Cheers and the celebrations from residents on Tuesday marked the end of a stinking 20-year era for the people of Havenside, Silverglen, Umlazi, Bayview and the surrounding areas of Chatsworth.

The community’s long battle to close the hazardous Bulbul Drive dumpsite and prevent it from operating until 2021 had finally become a reality.

Earlier, the last truck carrying waste to the landfill site went through the gate of the Wasteman company.

Now that the site has finally closed, engineers will move in to seal it. This should be the end to air pollution, toxic chemical fumes, watering eyes and sicknesses that have plagued nearby schools resulting in many being evacuated.

“The toxic chemical smells used to get into homes where it stayed,” said Shaun Hammond, a vociferous member of the Bulbul Drive monitoring committee.

Hammond said pupils and teachers of nearby Summerfield and Gitanjili primary schools bore the brunt of the pollution and had to be evacuated on several occasions.

“Now they too will enjoy quality education in a clean environment enjoyed by other more affluent schools.”

However, he warned that although the site was closed, residents would have to be even more vigilant because the site could attract illegal dumpers.

“Wasteman has not put up a sign warning that the site has closed, so there will be truck drivers who turn up expecting it to be open, and when they find that it is not, they will dump their waste on the roadside,” he said.

Krish Naidoo, a member of the Silverglen Civic Association, who led the struggle against the site for the past 20 years, hailed the closure as “a huge victory” for the residents of Chatsworth.

The community had objected to the proposal of an environmental impact assessment in 2009 which would have extended the lifespan of the site until 2021.


A statement given to journalists by the community spoke of tons of toxic waste from Engen, Sappi, ships and other huge chemical factories all over KwaZulu-Natal being dumped at the site.

“Poisons from this ‘legal’ dumpsite contaminate the air and ground water. The poisons are in the form of solids, liquids, dust and gases. Some of these have a very hard stench: others that are extremely poisonous, have no smell, but fill the air that communities are forced to breathe,” the statement read.

Hundreds of people suffered with sicknesses caused by the pollution.

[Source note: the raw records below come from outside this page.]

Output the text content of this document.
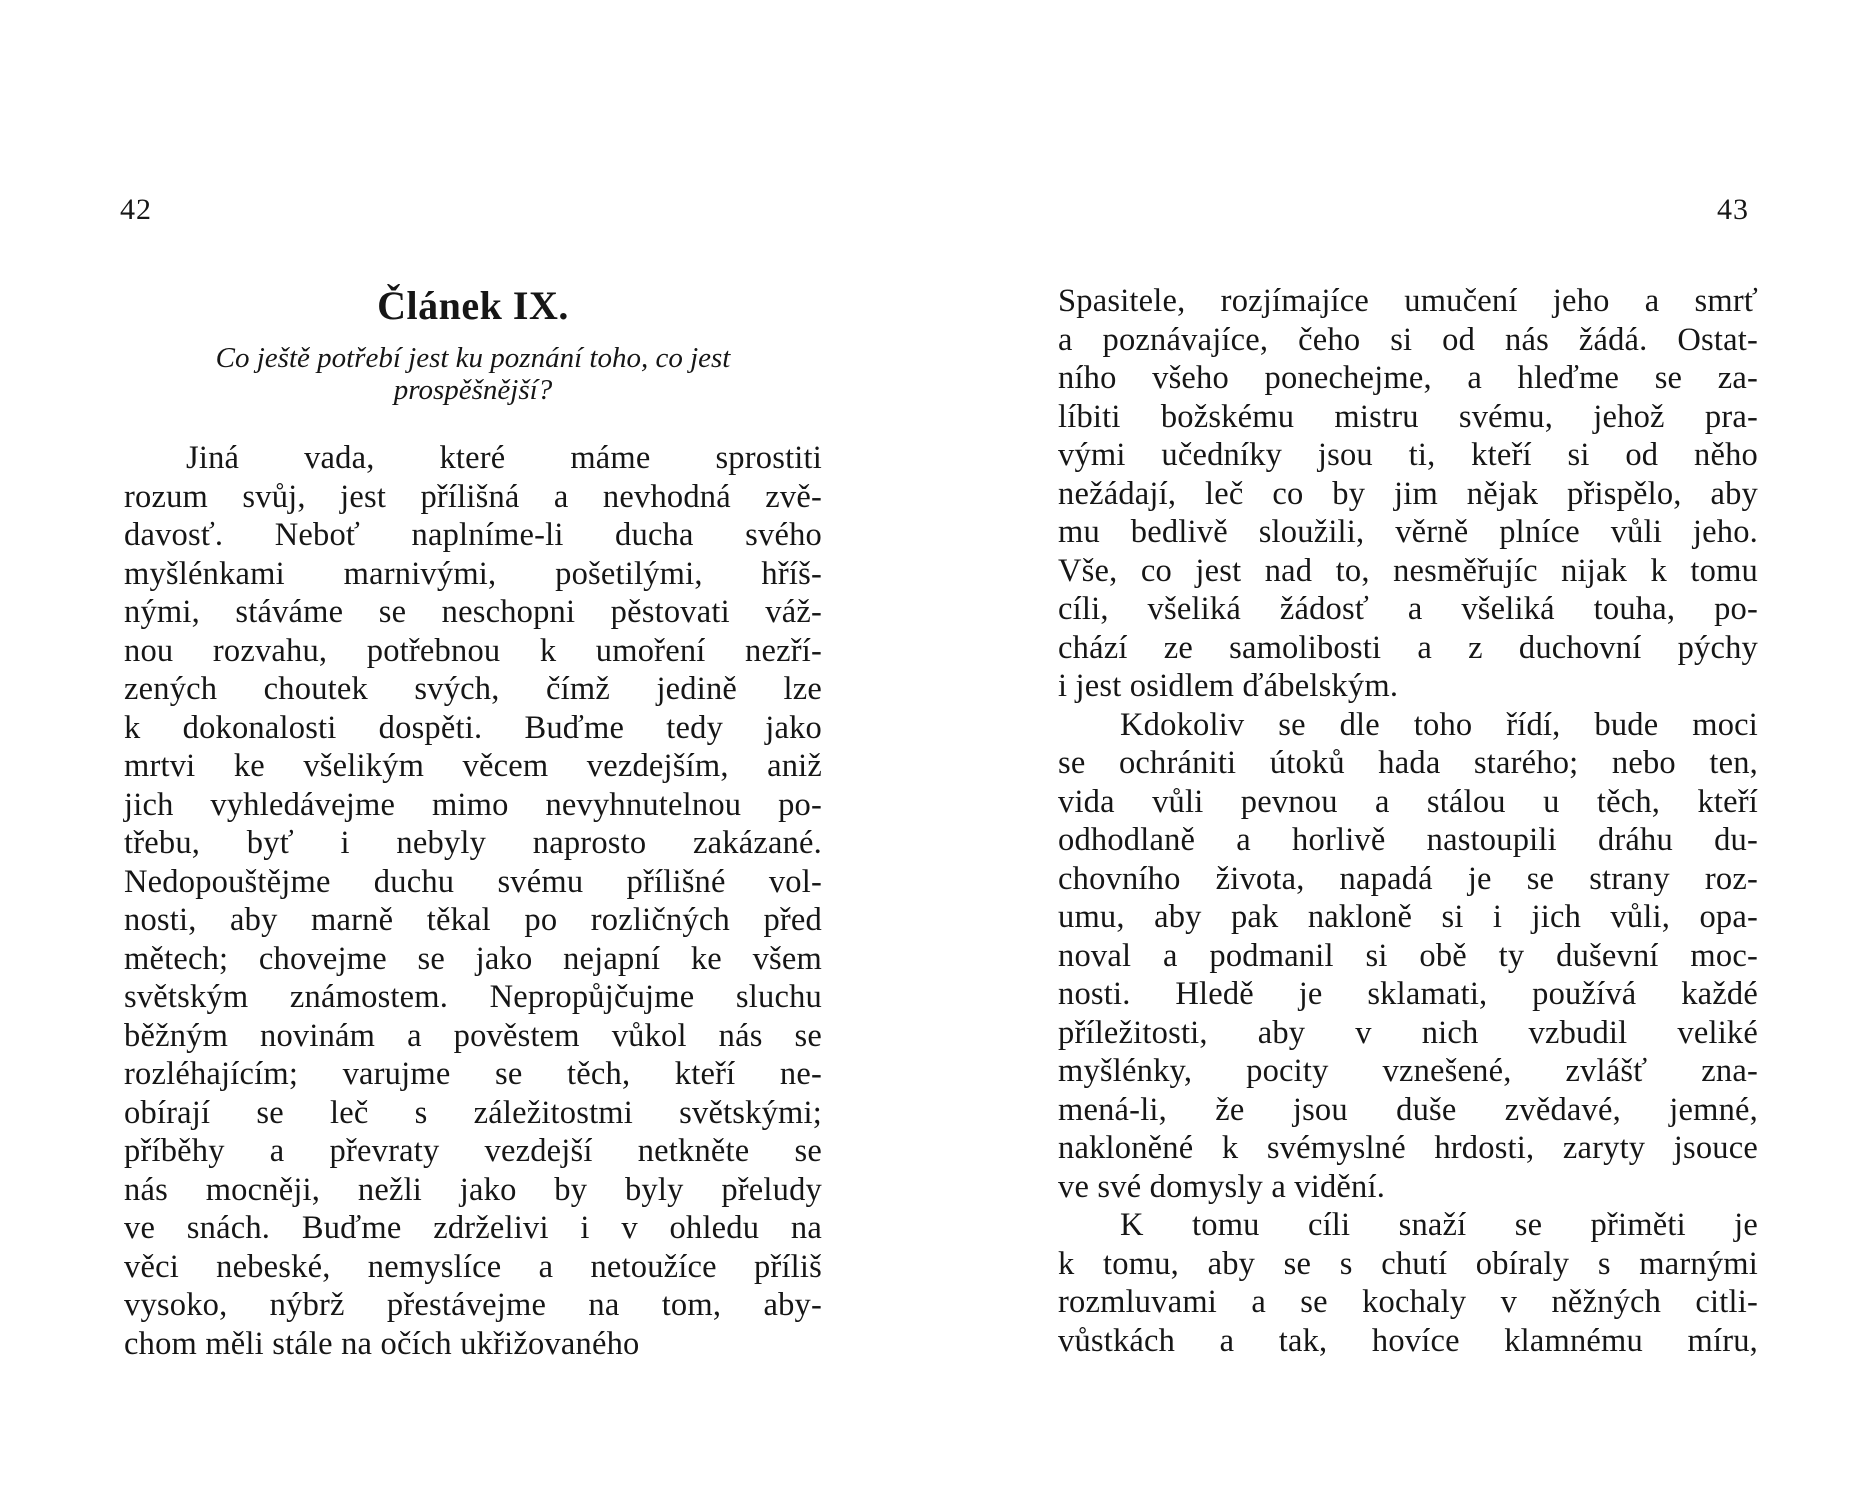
42	43
Článek IX.
Co ještě potřebí jest ku poznání toho, co jest
prospěšnější?
Jiná vada, které máme sprostiti
rozum svůj, jest přílišná a nevhodná zvě-
davosť. Neboť naplníme-li ducha svého
myšlénkami marnivými, pošetilými, hříš-
nými, stáváme se neschopni pěstovati váž-
nou rozvahu, potřebnou k umoření nezří-
zených choutek svých, čímž jedině lze
k dokonalosti dospěti. Buďme tedy jako
mrtvi ke všelikým věcem vezdejším, aniž
jich vyhledávejme mimo nevyhnutelnou po-
třebu, byť i nebyly naprosto zakázané.
Nedopouštějme duchu svému přílišné vol-
nosti, aby marně těkal po rozličných před
mětech; chovejme se jako nejapní ke všem
světským známostem. Nepropůjčujme sluchu
běžným novinám a pověstem vůkol nás se
rozléhajícím; varujme se těch, kteří ne-
obírají se leč s záležitostmi světskými;
příběhy a převraty vezdejší netkněte se
nás mocněji, nežli jako by byly přeludy
ve snách. Buďme zdrželivi i v ohledu na
věci nebeské, nemyslíce a netoužíce příliš
vysoko, nýbrž přestávejme na tom, aby-
chom měli stále na očích ukřižovaného
Spasitele, rozjímajíce umučení jeho a smrť
a poznávajíce, čeho si od nás žádá. Ostat-
ního všeho ponechejme, a hleďme se za-
líbiti božskému mistru svému, jehož pra-
vými učedníky jsou ti, kteří si od něho
nežádají, leč co by jim nějak přispělo, aby
mu bedlivě sloužili, věrně plníce vůli jeho.
Vše, co jest nad to, nesměřujíc nijak k tomu
cíli, všeliká žádosť a všeliká touha, po-
chází ze samolibosti a z duchovní pýchy
i jest osidlem ďábelským.
Kdokoliv se dle toho řídí, bude moci
se ochrániti útoků hada starého; nebo ten,
vida vůli pevnou a stálou u těch, kteří
odhodlaně a horlivě nastoupili dráhu du-
chovního života, napadá je se strany roz-
umu, aby pak nakloně si i jich vůli, opa-
noval a podmanil si obě ty duševní moc-
nosti. Hledě je sklamati, používá každé
příležitosti, aby v nich vzbudil veliké
myšlénky, pocity vznešené, zvlášť zna-
mená-li, že jsou duše zvědavé, jemné,
nakloněné k svémyslné hrdosti, zaryty jsouce
ve své domysly a vidění.
K tomu cíli snaží se přiměti je
k tomu, aby se s chutí obíraly s marnými
rozmluvami a se kochaly v něžných citli-
vůstkách a tak, hovíce klamnému míru,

“Doctors in Chatsworth have shown concerns over the large number of patients with diseases such as sinusitis, asthma, bronchitis and allergic reactions… Initially, these diseases appear to be minor and are treated with medication which suppresses the symptoms, such as drippy noses, itchy and red eyes, itchy throats, excessive mucus production and coughing and tight chests or difficulty in breathing – but these diseases have more sinister long-term consequences,” the statement said.

Doctors said such minor illness “could lead to serious, irreversible damage to the upper and lower respiratory organs, causing incurable diseases such as chronic asthma, emphysema and bronchitis”.